O Cine-Teatro Louletano recebeu, no dia 24 de fevereiro, a estreia em terras algarvias da tournée de Rita Redshoes do novo álbum «Her», num concerto inserido no ciclo musical «Femina» que pretende trazer a Loulé, ao longo de 2017, grandes vozes no feminino. E quem se deslocou à principal sala de espetáculo do maior concelho do Algarve assistiu a um concerto fenomenal, com um quarteto de cordas a acompanhar o piano e as várias guitarras da Rita, que nasceu Ribeiro e surgiu na música como Redshoes.
Temas profundos que nos faziam vivenciar histórias, de olhos fechados, outros mais simples, com batidas mais mexidas. O público esgotou a sala e não se cansou de bater palmas no final de cada tema. No palco, viu-se uma Rita encantada da vida, a fazer o que mais gosta, de sorriso nos lábios, até teve que se levantar uma vez do piano com o calor que lhe aquecia a alma. Não estava ali a picar o ponto ou a pensar no cachet, mas a vibrar com a sua música, a falar da cataplana mista que tinha comido, minutos antes, do outro lado da estrada, no Restaurante Avenida, e também do famoso Carnaval de Loulé, que iria animar a cidade a partir do dia seguinte.
Uma artista de mão cheia, cujo percurso começou, como baterista, num grupo de teatro de escola. Cedo deu mostras do seu imenso talento em múltiplos instrumentos e passou por diversos projetos musicais como autora e intérprete, entre os quais Atomic Bees, Photographs, Rebel Red Dog, David Fonseca, The Legendary Tigerman, Noiserv. Em 2008, aventurou-se finalmente em nome próprio, com «Golden Era», seguindo-se «Lights & Darks» (2010) e «Life is a Second of Love» (2014). No ano passado, Rita Redshoes rumou a Berlim para gravar o seu quarto álbum de estúdio, «Her», onde depressa se evidencia uma sonoridade mais sinfónica, graças à introdução de um quarteto de cordas que passou a acompanhá-la na estrada.

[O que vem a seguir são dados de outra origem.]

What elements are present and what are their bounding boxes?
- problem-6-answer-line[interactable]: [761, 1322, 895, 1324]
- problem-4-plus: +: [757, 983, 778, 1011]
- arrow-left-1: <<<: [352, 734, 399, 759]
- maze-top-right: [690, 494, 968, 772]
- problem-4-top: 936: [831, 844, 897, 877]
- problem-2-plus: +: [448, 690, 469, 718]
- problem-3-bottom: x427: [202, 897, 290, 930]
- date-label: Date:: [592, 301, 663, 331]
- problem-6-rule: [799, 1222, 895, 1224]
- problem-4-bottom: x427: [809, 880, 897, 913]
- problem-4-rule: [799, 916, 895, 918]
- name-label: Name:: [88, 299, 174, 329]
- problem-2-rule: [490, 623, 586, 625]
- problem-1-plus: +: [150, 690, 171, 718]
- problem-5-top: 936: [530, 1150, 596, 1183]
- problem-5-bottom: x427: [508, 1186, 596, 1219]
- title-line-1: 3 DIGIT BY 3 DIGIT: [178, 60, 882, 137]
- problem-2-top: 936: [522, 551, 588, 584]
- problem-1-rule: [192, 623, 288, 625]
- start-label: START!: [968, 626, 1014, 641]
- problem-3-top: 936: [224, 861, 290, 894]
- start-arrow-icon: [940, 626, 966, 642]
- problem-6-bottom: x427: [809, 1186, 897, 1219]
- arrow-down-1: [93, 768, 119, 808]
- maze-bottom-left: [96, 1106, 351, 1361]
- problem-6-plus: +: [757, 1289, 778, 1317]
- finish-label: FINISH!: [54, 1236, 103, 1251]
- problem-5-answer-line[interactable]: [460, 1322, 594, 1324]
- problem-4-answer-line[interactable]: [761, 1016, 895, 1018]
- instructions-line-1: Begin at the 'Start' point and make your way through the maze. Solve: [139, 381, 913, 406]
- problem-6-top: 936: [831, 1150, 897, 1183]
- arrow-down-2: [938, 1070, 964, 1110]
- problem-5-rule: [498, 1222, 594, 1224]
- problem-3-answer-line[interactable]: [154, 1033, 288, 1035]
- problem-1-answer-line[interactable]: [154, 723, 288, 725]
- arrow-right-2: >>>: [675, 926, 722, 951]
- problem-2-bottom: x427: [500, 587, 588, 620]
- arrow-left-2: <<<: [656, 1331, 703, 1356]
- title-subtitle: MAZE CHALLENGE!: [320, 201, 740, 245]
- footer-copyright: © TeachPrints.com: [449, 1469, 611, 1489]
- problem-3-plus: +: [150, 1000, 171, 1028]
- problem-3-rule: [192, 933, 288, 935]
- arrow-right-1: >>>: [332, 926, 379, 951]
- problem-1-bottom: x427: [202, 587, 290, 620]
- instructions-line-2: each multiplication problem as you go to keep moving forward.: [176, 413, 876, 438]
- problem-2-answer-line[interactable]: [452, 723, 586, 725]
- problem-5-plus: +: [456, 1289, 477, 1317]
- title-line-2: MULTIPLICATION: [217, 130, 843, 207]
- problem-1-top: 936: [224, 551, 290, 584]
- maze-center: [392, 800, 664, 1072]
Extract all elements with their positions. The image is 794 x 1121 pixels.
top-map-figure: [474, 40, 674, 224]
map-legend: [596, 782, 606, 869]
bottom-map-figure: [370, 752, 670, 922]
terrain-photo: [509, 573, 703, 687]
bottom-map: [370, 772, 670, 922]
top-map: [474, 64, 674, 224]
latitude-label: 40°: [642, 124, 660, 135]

Para além de ser o disco em que mais instrumentos tocou (piano, omnichord, teclados e guitarra acústica), outra novidade, que resultou em pleno, ao incluir três temas em português, um deles escrito em coautoria com Pedro da Silva Martins. “Já tinha vontade de o fazer há alguns anos e, curiosamente, a primeira música que escrevi para este trabalho saiu logo em português. Aconteceu de uma forma muito espontânea e genuína”, explicou, horas antes de subir ao palco em Loulé, confirmando a sonoridade mais clássica proporcionada pelos arranjos de cordas do princípio ao fim de «Her». “Penso que há uma maior maturidade neste disco e, embora não seja concetual, acaba por ter um fio condutor a todas as canções, que se prende com o lado feminino, não só na mulher, mas em todos nós. Aborda o modo como lidamos com esse lado feminino, fala de alguns preconceitos que ainda existem na sociedade moderna, é um disco mais direto em relação aos seus anteriores”.